Marcus Machado

Concert Review: Voices of Mississippi at Yardley Hall

Original image by There Stands the Glass.

The multimedia presentation staged at Yardley Hall on Saturday, February 12, shouldn’t have worked.  The languid drawl of a disembodied octogenarian narrator offered insights into a blend of grainy footage and live performances throughout the 90-minute show attended by several hundred people.

Yet the narrator was the gallant folklorist William Ferris and the six featured musicians possessed correspondingly auspicious talent.  What might have resembled a tedious TED Talk was instead a vital exposition of Mississippi culture.

The concept is inspired by Voices of Mississippi: Artists and Musicians Documented by William Ferris.  The Grammy Award-winning collection ranges from tracks by the blues icon Mississippi Fred McDowell to the beat poet Alan Ginsburg.  Saturday’s concert was similarly expansive.  

Shardé Thomas and Chris Mallory of the Rising Stars Fife & Drum Band, Luther and Cody Dickinson of the North Mississippi Allstars, the roots music mainstay Ruthie Foster and sought-after guitarist Marcus Machado didn’t play it straight.

Ferris’ footage of B.B. King was followed by the rarest of musical unicorns: a fresh version of “The Thrill Is Gone.”  Thomas’ vocals on the shopworn warhorse as well as the life-affirming fife playing she demonstrated on other selections were the concert’s biggest revelations.

Her collaborators were almost as good.  Ruthie Foster delivered a stunning a cappella reading of Son House’s “Grinnin’ In Your Face.”  The low-key guitar duels between Dickinson and Machado were tasteful.  The Kansas City vocalist Danielle Nicole made a fun guest appearance on “You Gotta Move.”

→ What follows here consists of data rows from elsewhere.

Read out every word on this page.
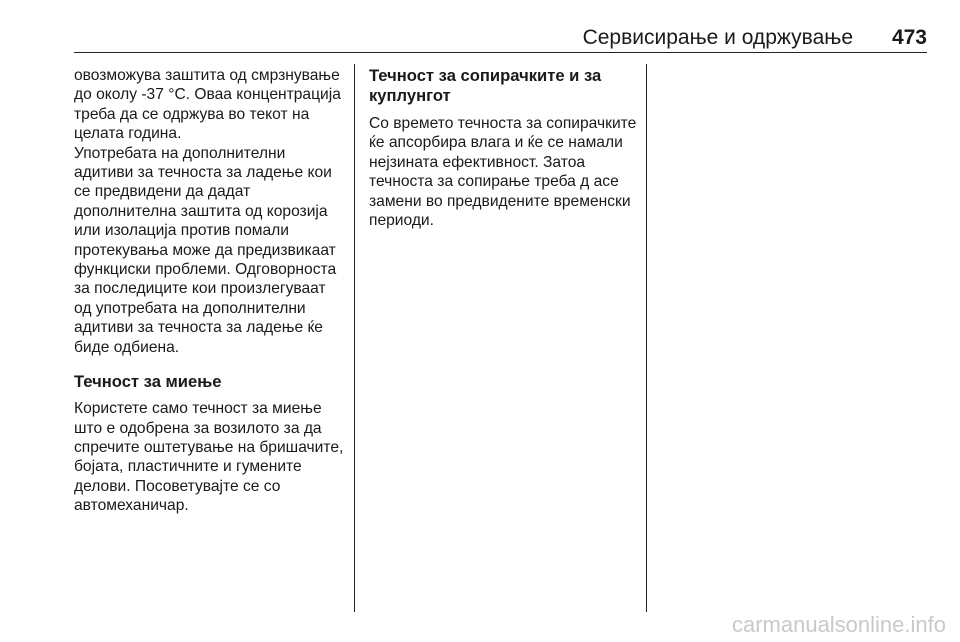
Сервисирање и одржување 473

овозможува заштита од смрзнување до околу -37 °C. Оваа концентрација треба да се одржува во текот на целата година.

Употребата на дополнителни адитиви за течноста за ладење кои се предвидени да дадат дополнителна заштита од корозија или изолација против помали протекувања може да предизвикаат функциски проблеми. Одговорноста за последиците кои произлегуваат од употребата на дополнителни адитиви за течноста за ладење ќе биде одбиена.

Течност за миење

Користете само течност за миење што е одобрена за возилото за да спречите оштетување на бришачите, бојата, пластичните и гумените делови. Посоветувајте се со автомеханичар.

Течност за сопирачките и за куплунгот

Со времето течноста за сопирачките ќе апсорбира влага и ќе се намали нејзината ефективност. Затоа течноста за сопирање треба д асе замени во предвидените временски периоди.

carmanualsonline.info
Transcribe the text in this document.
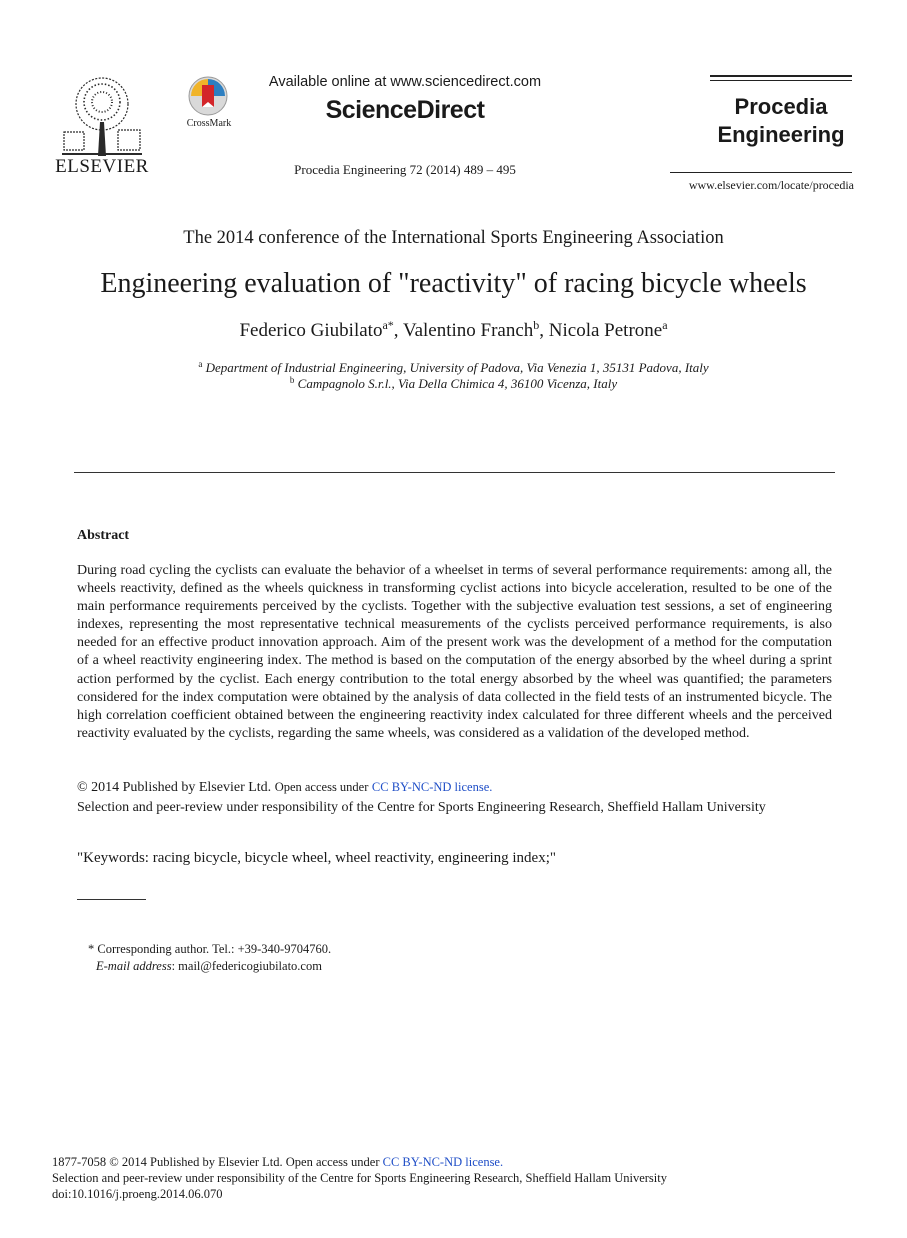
ELSEVIER
CrossMark
Available online at www.sciencedirect.com
ScienceDirect
Procedia Engineering 72 (2014) 489 – 495
Procedia
Engineering
www.elsevier.com/locate/procedia
The 2014 conference of the International Sports Engineering Association
Engineering evaluation of "reactivity" of racing bicycle wheels
Federico Giubilato$^{a*}$, Valentino Franch$^b$, Nicola Petrone$^a$
$^a$ Department of Industrial Engineering, University of Padova, Via Venezia 1, 35131 Padova, Italy
$^b$ Campagnolo S.r.l., Via Della Chimica 4, 36100 Vicenza, Italy
Abstract
During road cycling the cyclists can evaluate the behavior of a wheelset in terms of several performance requirements: among all, the wheels reactivity, defined as the wheels quickness in transforming cyclist actions into bicycle acceleration, resulted to be one of the main performance requirements perceived by the cyclists. Together with the subjective evaluation test sessions, a set of engineering indexes, representing the most representative technical measurements of the cyclists perceived performance requirements, is also needed for an effective product innovation approach. Aim of the present work was the development of a method for the computation of a wheel reactivity engineering index. The method is based on the computation of the energy absorbed by the wheel during a sprint action performed by the cyclist. Each energy contribution to the total energy absorbed by the wheel was quantified; the parameters considered for the index computation were obtained by the analysis of data collected in the field tests of an instrumented bicycle. The high correlation coefficient obtained between the engineering reactivity index calculated for three different wheels and the perceived reactivity evaluated by the cyclists, regarding the same wheels, was considered as a validation of the developed method.
© 2014 Published by Elsevier Ltd. Open access under CC BY-NC-ND license.
Selection and peer-review under responsibility of the Centre for Sports Engineering Research, Sheffield Hallam University
"Keywords: racing bicycle, bicycle wheel, wheel reactivity, engineering index;"
* Corresponding author. Tel.: +39-340-9704760.
E-mail address: mail@federicogiubilato.com
1877-7058 © 2014 Published by Elsevier Ltd. Open access under CC BY-NC-ND license.
Selection and peer-review under responsibility of the Centre for Sports Engineering Research, Sheffield Hallam University
doi:10.1016/j.proeng.2014.06.070
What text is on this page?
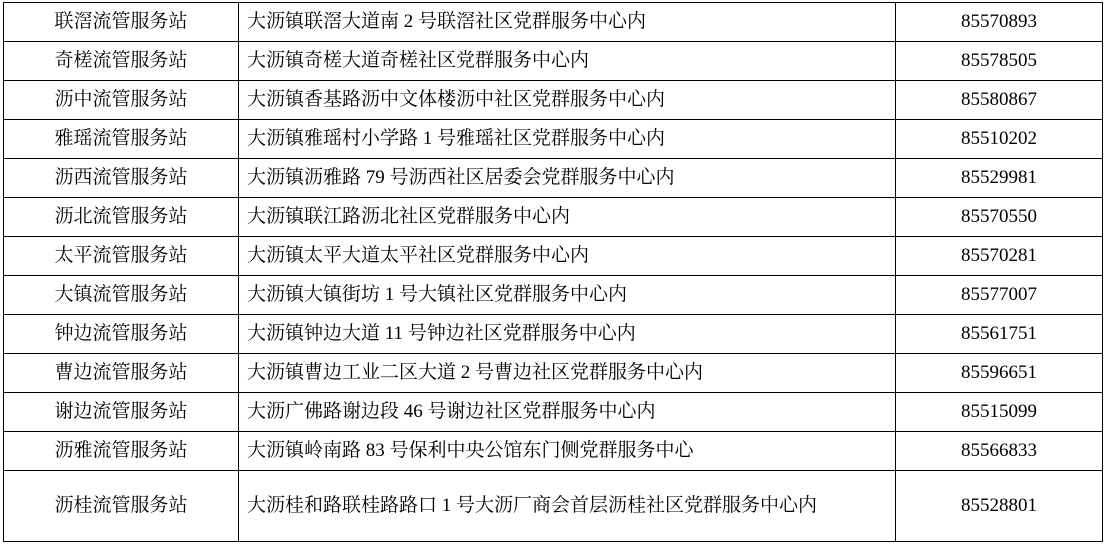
联滘流管服务站	大沥镇联滘大道南 2 号联滘社区党群服务中心内	85570893
奇槎流管服务站	大沥镇奇槎大道奇槎社区党群服务中心内	85578505
沥中流管服务站	大沥镇香基路沥中文体楼沥中社区党群服务中心内	85580867
雅瑶流管服务站	大沥镇雅瑶村小学路 1 号雅瑶社区党群服务中心内	85510202
沥西流管服务站	大沥镇沥雅路 79 号沥西社区居委会党群服务中心内	85529981
沥北流管服务站	大沥镇联江路沥北社区党群服务中心内	85570550
太平流管服务站	大沥镇太平大道太平社区党群服务中心内	85570281
大镇流管服务站	大沥镇大镇街坊 1 号大镇社区党群服务中心内	85577007
钟边流管服务站	大沥镇钟边大道 11 号钟边社区党群服务中心内	85561751
曹边流管服务站	大沥镇曹边工业二区大道 2 号曹边社区党群服务中心内	85596651
谢边流管服务站	大沥广佛路谢边段 46 号谢边社区党群服务中心内	85515099
沥雅流管服务站	大沥镇岭南路 83 号保利中央公馆东门侧党群服务中心	85566833
沥桂流管服务站	大沥桂和路联桂路路口 1 号大沥厂商会首层沥桂社区党群服务中心内	85528801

The frequent video segments could have been buzzkills had they not been so engaging.  Rather than resembling fusty outtakes from Martin Scorsese’s 2003 documentary on the blues, they added vitality.

Logic dictates that a performance by the same lineup at a roadhouse like Kansas City’s Knuckleheads would have been preferable. Yet almost everything about Voices of Mississippi defies blues convention.  The triumphant concert was a most pleasant surprise.